Immune-mediated axonal dysfunction in seropositive and seronegative primary Sjogren's syndrome

Objective The present study investigates the peripheral neuropathy in Primary Sjogren's syndrome (pSS) using the nerve excitability test to further elucidate how peripheral nerves are affected by the autoantibodies. Methods Each patient received clinical evaluation, examination for anti-SSA/Ro and anti-SSB/La antibodies titer, paired motor and sensory nerve excitability test, thermal quantitative sensory test (QST), and nerve conduction study (NCS). Results A total of 40 pSS patients wasenrolled. Motor axonal study of the pSS with positive anti-SSA/Ro or anti-SSB/La antibodies (n = 28) was found to have increased stimulus for 50% compound muscle action potential (CMAP) (P < 0.05), increased rheobase (P < 0.01), increased minimum I/V slope (P < 0.01) and hyperpolarizing I/V slope (P < 0.05), increased relative refractory period (RRP, P < 0.001), decreased accommodation of threshold electrotonus toward depolarizing current (P < 0.05), and increased accommodation toward hyperpolarizing current (P < 0.05). Seronegative pSS (n = 10) showed much less prominent motor axonal changes, showing only increased minimum I/V slope (P < 0.05). Sensory axonal study in seropositive pSS patients is found to have increased stimulus for 50% sensory nerve action potential (SNAP) (P < 0.01), decreased latency (P < 0.01), increased RRP (P < 0.01), and increased subexcitability (P < 0.05).
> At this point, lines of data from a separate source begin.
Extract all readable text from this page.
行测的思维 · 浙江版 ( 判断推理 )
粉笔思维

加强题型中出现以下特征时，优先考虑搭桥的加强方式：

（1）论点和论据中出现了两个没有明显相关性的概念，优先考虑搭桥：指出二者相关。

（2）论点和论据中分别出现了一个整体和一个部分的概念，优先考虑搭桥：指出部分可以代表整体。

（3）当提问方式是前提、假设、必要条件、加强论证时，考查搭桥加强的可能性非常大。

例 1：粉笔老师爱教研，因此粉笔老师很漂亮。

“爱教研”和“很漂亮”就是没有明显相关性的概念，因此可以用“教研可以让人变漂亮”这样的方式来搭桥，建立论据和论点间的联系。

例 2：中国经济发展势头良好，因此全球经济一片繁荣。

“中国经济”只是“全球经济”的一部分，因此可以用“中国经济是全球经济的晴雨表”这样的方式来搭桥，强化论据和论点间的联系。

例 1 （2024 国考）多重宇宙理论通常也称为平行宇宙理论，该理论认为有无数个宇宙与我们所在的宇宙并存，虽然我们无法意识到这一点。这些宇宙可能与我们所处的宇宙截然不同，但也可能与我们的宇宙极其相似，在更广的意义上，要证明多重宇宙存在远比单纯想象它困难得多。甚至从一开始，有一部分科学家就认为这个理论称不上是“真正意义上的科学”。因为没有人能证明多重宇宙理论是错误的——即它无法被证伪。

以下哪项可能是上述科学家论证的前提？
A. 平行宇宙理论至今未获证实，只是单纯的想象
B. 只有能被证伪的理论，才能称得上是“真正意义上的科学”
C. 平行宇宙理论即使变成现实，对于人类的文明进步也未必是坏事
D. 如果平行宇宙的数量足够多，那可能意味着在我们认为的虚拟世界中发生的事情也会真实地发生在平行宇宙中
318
Seronegative pSS patients have shown no significant sensory axonal changes. Thermal QST showed more prominent abnormalities in seronegative pSS compared to seropositive pSS. Interpretation Anti-SSA/Ro and anti-SSB/La autoantibodies might cause dysfunction in nodal and internodal region of the axon and small nerve fibers; meanwhile, autoreactive antibodies in seronegative pSS mainly affect small nerve fibers. Thus, the underlying pathophysiology for the two types of pSS is different.